Anzeige

Premium Article

Premium Article
0

Advertorial

Advertorial
0
Anders arbeiten – mehr leben!

„Wenn ich das Projekt abgeschlossen habe, mache ich …“

Wir alle kennen das: Wir verschieben unser Leben und unsere Träume auf später, weil es in der Gegenwart zu viel zu tun gibt. „Wenn ich das Projekt abgeschlossen habe, mache ich …“ Oder: „Wenn das Unternehmen erst mal gewinnbringend verkauft ist, habe ich endlich Zeit für …“ Und so weiter und so fort. Doch „irgendwann“ ist nur allzu oft „nie“.

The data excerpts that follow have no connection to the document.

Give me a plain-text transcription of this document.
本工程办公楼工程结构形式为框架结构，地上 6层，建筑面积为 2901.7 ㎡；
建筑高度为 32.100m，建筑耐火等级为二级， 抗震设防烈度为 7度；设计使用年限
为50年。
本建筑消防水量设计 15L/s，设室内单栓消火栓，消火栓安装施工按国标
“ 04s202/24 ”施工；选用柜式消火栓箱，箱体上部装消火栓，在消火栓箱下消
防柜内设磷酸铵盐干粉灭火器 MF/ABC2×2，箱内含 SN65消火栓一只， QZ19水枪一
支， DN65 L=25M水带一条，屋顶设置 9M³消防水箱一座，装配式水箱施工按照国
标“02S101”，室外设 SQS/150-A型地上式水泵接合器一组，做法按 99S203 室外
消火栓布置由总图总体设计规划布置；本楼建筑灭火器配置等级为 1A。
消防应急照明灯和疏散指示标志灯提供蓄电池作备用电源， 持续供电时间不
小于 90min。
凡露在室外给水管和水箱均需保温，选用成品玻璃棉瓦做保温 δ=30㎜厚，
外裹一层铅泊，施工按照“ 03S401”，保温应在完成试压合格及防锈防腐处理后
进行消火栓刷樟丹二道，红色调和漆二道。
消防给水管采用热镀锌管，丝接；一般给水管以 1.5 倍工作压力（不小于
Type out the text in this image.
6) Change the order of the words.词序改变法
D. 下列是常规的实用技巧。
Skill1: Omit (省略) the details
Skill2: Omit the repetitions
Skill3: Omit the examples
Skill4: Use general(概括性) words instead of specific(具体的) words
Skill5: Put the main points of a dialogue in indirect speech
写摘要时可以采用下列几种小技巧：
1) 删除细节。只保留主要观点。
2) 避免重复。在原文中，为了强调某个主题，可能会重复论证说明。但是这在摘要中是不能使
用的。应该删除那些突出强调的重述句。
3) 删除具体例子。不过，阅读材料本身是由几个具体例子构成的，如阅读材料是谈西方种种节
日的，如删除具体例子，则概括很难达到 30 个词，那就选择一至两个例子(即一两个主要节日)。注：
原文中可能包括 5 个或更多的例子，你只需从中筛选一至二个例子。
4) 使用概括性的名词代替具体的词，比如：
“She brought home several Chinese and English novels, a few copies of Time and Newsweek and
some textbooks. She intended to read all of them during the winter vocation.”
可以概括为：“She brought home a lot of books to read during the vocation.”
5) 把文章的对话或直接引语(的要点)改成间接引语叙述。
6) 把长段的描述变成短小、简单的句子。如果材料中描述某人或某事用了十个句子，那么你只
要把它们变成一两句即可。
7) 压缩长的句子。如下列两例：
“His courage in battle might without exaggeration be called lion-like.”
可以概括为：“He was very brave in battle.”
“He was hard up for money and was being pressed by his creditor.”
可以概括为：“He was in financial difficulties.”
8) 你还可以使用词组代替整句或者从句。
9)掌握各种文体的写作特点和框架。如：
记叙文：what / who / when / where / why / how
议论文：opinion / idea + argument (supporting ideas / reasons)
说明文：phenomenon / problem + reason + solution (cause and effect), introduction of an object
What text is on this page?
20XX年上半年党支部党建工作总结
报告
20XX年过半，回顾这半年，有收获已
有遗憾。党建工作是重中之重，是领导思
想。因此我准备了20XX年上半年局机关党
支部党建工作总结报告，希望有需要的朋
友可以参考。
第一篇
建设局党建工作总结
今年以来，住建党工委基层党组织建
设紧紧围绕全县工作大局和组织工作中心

Der Moment, an dem wir tatsächlich mehr Zeit haben werden, ist nichts als ein frommer Wunsch. Dieser Zeitpunkt kommt nicht, wenn wir nicht aktiv werden. Wozu also soll es dienen und wem nützlich sein, wenn wir ständig überlastet sind und die wirklich wesentlichen Dinge aufschieben?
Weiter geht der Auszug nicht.